In these exercises you will improve the sample efficiency of the learning problem by modifying the processor.

For these exercises, you will need to modify or add some lines of code in the cells above.
These lines are indicated by the following comments:

```python
# START EXERCISE [BLOCK_NUMBER]

# END EXERCISE [BLOCK_NUMBER]
```

However, feel free to play with the other code as well if you are interested.
We recommend you to restart and run all code after each section (in Colab there is the option *Restart and run all* under *Runtime*).


## 1. Angle Decomposition

In the code as provided above, we reduced the observation space by normalizing $\theta$.
This will improve the sample efficiency, but we can do even better.
Normalizing $\theta$ results in discontinous observations of $\theta$, i.e. there is a sign switch increasing the angle over $\pi$ or decreasing the angle smaller than $-\pi$.
Many (reinforcement) learning algorithms have difficulties with such discontinuities.
Therefore it is better to choose a representation for $\theta$ without discontinuities, e.g. its cosine and sine component: $[\cos(\theta), \sin(\theta)]$.
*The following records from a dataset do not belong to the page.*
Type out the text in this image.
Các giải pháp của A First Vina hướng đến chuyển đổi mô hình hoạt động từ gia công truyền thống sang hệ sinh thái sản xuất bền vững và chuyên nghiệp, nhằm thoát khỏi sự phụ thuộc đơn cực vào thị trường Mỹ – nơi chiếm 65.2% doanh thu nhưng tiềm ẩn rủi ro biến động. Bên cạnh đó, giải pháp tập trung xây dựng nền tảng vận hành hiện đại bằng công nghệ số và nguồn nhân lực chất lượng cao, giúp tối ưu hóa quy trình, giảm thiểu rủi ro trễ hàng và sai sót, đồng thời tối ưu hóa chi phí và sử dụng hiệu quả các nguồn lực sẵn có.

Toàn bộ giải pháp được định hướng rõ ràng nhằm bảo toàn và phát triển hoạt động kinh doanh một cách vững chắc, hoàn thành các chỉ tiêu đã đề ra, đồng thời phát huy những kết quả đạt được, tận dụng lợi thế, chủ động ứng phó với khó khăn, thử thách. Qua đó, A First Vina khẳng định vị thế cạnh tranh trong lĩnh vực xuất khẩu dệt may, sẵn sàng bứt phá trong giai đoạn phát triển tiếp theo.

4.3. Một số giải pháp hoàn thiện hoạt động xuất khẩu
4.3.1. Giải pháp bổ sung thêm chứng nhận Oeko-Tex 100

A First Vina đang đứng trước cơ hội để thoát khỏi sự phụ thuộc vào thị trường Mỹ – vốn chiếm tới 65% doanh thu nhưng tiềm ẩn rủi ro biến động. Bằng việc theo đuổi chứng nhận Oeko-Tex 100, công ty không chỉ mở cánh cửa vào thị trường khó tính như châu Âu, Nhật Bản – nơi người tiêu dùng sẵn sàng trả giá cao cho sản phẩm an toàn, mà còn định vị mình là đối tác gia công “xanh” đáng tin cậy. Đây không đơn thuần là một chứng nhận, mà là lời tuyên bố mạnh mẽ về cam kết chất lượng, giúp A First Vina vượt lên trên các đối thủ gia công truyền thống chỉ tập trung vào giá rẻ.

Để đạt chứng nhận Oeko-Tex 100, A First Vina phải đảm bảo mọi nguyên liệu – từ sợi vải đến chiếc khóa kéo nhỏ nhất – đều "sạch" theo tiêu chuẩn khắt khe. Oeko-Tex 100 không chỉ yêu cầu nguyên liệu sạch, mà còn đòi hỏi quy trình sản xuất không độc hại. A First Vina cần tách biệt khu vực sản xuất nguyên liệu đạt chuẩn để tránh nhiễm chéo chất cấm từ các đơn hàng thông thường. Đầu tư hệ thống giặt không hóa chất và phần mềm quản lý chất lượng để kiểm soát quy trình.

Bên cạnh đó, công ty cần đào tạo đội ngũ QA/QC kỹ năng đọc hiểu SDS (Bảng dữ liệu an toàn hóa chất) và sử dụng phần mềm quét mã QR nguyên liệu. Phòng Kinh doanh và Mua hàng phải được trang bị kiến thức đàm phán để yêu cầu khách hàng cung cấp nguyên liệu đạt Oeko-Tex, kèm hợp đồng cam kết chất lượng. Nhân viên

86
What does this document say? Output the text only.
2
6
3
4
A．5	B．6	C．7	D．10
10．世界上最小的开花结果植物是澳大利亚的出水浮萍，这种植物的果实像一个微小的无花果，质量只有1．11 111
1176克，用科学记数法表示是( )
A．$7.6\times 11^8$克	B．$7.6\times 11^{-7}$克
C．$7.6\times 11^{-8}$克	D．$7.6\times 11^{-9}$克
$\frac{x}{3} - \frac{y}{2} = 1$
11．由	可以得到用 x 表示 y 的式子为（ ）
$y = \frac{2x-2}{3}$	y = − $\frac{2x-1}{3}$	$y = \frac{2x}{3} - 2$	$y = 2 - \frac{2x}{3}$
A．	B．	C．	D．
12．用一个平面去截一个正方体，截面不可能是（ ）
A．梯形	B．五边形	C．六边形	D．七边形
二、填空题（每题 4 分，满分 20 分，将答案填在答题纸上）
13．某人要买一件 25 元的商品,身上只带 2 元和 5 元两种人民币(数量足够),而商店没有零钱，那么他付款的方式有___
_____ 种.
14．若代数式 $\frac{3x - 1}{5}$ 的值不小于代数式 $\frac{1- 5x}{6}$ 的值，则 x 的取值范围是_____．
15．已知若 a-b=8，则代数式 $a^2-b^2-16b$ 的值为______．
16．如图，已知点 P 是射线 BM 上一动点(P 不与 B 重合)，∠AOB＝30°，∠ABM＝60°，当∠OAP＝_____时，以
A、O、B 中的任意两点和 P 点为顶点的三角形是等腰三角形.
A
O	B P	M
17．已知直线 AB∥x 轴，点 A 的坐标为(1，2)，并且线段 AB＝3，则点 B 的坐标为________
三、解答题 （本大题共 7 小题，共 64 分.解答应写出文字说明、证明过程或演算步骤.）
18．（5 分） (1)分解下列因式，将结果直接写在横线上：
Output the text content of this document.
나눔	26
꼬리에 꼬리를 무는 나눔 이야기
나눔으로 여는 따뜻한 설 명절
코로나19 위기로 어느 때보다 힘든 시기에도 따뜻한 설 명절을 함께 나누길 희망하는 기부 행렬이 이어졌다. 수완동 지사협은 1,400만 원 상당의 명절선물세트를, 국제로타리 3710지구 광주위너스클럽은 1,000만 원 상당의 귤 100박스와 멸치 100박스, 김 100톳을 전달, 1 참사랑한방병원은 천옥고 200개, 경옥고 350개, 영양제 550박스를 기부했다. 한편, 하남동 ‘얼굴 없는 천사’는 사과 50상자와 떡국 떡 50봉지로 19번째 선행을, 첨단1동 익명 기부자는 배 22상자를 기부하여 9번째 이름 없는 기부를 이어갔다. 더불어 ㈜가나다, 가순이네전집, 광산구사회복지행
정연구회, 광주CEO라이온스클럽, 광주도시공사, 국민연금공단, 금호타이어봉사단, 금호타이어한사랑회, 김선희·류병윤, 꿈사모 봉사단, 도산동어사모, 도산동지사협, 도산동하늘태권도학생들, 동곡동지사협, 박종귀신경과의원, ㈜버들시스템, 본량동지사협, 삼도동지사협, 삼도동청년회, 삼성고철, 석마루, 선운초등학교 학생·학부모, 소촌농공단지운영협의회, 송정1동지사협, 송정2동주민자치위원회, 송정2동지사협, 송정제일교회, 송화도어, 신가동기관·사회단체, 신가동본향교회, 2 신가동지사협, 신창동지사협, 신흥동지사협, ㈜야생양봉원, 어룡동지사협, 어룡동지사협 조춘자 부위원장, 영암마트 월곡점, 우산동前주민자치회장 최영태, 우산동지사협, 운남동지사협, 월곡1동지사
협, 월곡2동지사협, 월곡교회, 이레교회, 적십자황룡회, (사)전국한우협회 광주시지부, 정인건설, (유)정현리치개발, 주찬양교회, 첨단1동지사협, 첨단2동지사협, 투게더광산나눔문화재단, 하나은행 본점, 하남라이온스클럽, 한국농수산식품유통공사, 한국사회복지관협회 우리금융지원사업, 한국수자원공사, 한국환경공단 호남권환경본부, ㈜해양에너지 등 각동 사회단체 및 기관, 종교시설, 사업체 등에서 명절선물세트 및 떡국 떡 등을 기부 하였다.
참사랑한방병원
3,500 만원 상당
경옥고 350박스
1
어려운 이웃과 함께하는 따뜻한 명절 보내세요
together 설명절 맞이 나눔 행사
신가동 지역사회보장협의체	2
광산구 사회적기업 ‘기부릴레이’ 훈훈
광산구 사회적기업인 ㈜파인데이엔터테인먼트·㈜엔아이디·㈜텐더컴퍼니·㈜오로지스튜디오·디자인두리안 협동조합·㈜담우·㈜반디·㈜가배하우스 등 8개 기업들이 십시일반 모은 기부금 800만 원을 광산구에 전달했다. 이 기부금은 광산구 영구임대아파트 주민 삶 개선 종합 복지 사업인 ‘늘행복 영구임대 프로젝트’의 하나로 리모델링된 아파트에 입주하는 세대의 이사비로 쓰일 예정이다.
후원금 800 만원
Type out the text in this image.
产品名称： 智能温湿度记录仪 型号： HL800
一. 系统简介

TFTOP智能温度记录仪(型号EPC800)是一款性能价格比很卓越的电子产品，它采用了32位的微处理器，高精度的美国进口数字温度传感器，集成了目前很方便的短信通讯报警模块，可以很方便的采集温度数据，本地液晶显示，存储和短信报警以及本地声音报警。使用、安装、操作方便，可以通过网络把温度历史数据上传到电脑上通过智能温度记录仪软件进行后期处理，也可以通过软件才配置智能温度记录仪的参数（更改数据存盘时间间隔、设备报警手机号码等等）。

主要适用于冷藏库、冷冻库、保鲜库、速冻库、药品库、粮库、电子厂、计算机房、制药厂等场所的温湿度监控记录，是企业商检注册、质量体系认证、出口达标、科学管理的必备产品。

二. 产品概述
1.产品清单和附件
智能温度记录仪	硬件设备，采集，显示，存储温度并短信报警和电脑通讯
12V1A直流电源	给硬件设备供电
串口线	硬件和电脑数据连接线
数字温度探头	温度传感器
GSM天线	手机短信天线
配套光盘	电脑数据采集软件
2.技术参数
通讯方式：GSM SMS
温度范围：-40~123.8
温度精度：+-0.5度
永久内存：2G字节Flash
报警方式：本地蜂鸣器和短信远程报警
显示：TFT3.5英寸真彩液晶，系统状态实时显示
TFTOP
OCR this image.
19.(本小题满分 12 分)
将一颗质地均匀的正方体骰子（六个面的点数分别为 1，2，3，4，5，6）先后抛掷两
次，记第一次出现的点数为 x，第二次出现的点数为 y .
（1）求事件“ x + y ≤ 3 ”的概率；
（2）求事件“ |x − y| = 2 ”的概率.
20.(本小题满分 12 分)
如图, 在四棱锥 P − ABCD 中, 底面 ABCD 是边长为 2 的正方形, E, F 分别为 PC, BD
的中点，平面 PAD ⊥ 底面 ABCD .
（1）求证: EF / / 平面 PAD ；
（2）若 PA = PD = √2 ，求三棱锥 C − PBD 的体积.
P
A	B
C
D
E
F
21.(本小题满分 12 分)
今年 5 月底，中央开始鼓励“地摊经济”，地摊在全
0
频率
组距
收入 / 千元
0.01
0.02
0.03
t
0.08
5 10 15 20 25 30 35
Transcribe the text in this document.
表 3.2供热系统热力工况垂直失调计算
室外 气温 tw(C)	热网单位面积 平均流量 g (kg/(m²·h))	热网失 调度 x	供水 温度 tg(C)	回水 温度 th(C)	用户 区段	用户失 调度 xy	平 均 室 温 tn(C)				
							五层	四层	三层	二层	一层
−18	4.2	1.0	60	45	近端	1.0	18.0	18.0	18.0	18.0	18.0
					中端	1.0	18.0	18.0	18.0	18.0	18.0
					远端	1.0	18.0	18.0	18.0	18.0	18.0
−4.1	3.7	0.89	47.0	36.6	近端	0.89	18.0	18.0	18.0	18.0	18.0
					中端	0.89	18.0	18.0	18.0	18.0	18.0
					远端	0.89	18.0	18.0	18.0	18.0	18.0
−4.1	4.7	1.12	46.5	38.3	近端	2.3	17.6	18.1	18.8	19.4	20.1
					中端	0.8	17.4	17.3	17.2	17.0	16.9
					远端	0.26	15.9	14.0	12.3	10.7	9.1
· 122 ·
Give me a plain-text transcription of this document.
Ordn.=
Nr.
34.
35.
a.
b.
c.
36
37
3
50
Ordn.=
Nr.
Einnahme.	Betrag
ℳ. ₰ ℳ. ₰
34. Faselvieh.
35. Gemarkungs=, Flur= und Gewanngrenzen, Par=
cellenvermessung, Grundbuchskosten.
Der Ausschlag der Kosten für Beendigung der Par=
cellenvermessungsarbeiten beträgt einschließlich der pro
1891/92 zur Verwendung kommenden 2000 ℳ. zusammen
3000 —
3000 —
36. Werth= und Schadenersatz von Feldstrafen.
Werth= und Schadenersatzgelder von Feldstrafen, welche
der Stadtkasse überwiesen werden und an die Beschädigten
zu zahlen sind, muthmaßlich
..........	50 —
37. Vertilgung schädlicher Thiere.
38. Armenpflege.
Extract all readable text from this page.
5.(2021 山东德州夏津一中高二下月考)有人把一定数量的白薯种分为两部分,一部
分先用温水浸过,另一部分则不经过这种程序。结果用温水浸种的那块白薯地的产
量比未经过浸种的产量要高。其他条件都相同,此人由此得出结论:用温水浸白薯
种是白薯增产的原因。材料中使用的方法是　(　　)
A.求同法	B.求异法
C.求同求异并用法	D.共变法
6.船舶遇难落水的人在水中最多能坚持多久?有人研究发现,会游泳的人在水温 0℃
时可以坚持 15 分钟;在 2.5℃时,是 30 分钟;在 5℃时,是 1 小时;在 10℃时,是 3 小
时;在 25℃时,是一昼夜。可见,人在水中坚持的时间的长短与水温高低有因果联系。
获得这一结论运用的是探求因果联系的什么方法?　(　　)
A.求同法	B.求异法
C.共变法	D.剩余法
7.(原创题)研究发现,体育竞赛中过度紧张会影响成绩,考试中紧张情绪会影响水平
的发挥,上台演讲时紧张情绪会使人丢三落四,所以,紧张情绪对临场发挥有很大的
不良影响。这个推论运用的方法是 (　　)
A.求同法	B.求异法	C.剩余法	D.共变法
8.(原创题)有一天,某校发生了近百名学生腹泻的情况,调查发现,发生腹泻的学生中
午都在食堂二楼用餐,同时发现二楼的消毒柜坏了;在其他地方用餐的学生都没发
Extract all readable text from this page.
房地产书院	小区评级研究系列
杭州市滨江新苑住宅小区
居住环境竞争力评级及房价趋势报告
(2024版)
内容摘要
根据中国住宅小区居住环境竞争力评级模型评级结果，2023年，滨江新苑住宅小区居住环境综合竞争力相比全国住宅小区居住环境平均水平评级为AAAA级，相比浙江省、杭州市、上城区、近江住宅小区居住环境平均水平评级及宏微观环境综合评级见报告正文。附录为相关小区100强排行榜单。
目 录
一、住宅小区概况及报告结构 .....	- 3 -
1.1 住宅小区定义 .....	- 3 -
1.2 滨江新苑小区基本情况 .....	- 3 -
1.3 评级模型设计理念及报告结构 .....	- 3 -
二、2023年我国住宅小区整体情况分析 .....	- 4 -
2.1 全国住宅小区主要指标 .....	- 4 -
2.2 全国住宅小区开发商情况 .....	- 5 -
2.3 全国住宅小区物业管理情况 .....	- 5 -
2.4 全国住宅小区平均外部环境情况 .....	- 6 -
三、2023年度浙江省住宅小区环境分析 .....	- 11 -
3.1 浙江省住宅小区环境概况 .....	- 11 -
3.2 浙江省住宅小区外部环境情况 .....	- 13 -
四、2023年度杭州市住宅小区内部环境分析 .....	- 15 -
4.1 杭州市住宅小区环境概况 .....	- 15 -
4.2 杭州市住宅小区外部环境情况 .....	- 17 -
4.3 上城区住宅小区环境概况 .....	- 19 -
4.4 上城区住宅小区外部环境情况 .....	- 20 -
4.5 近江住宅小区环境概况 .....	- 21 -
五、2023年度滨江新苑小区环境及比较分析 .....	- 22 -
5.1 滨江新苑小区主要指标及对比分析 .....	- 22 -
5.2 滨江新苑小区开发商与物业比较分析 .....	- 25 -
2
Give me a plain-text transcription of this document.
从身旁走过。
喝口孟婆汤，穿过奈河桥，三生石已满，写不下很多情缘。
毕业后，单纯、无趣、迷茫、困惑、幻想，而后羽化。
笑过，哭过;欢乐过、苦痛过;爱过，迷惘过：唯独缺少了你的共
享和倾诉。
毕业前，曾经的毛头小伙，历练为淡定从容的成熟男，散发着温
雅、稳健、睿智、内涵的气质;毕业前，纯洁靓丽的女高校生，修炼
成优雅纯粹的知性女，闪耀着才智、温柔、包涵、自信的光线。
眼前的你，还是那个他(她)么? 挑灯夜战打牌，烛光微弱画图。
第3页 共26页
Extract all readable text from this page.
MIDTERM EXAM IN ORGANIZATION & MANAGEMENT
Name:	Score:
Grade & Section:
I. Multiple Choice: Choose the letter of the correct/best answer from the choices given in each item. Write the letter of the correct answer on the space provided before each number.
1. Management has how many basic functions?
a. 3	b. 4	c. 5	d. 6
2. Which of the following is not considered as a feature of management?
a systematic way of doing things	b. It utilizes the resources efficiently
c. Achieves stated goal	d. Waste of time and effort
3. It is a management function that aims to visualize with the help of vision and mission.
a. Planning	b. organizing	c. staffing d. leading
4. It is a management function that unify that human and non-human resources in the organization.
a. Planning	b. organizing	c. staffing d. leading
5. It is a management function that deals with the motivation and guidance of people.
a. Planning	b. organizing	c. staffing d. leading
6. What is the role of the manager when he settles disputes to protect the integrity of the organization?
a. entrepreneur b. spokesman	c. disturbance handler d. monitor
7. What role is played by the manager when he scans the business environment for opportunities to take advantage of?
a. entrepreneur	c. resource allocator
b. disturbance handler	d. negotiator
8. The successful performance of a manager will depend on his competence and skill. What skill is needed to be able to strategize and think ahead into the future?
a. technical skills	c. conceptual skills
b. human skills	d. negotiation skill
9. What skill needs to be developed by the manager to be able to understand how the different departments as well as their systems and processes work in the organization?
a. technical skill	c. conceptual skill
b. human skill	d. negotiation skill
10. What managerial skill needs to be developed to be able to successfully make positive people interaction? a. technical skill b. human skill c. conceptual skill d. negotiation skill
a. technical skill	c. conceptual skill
### Add your code to the following blocks: 

1.1 Instead of the normalized angle, the `convert` method should return the decomposed angle: $[\cos(\theta), \sin(\theta)]$.  
1.2 The bounds (`low`, `high`) and `shape`  of the space of `theta` should be updated accordingly.  
1.3 The `step()` mehtod should be updated as well. Reconstruct $\theta$, since it is no longer observed directly by the agent.